= Gene Zmuda =

Gene A. Zmuda (born 1958) is an American jurist and politician. A self-described "urban" Republican, he has been influential in Toledo-area politics for over a decade. He is served on the Lucas County Common Pleas Court, with a term ending January 3, 2011. He was elected to preside over the Ohio Sixth District Court in November 2018.

== Life and career ==
Born and raised in Toledo, Ohio, Zmuda attended St. Francis de Sales High School before going on to receive his bachelor's and law degrees from the University of Toledo. He practiced law for several years before deciding to go into politics, at which time he considered running for the Ohio General Assembly, but was convinced to run for Toledo City Council. During his tenure on City Council, he was frequently at odds with Toledo's outspoken Democratic mayor, Carty Finkbeiner. Most notably, after a dispute over an eminent domain issue, Mayor Finkbeiner referred to him as "a demagogue and obstructionist of the highest order".
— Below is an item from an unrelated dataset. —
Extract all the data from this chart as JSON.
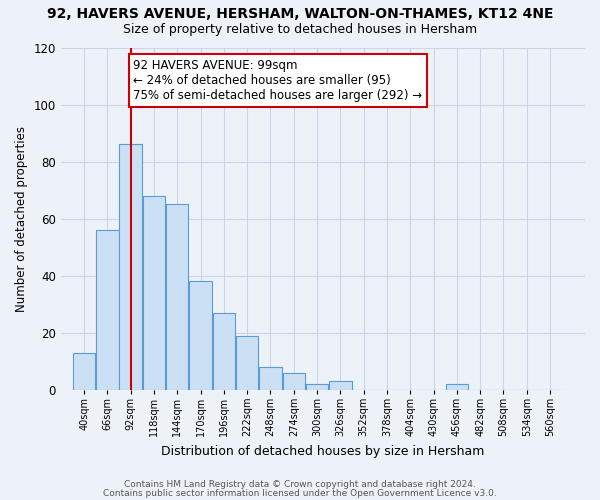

Zmuda remained on City Council until Governor Bob Taft appointed him to a vacant seat on the Toledo Municipal Court in 2003. His peers on the court elected him the presiding Judge, and he remained at that post until the election of Tom Osowik to an appellate court created a vacancy on the Lucas County Common Pleas Court. Taft then appointed Zmuda to fill this seat.

The tenure of Municipal Court Judge Zmuda is perhaps best known for his striking down of a law banning the transportation of alcohol into Ohio from other states. Judge Zmuda opined that the application of the law was unconstitutional because it violated the interstate commerce clause of the United States Constitution. This was effectively seen as a victory for local college students who had made a habit of bringing beer kegs over the nearby Michigan border.

In 2006, Zmuda was elected board President of the newly formed University of Toledo Honors Alumni Affiliate.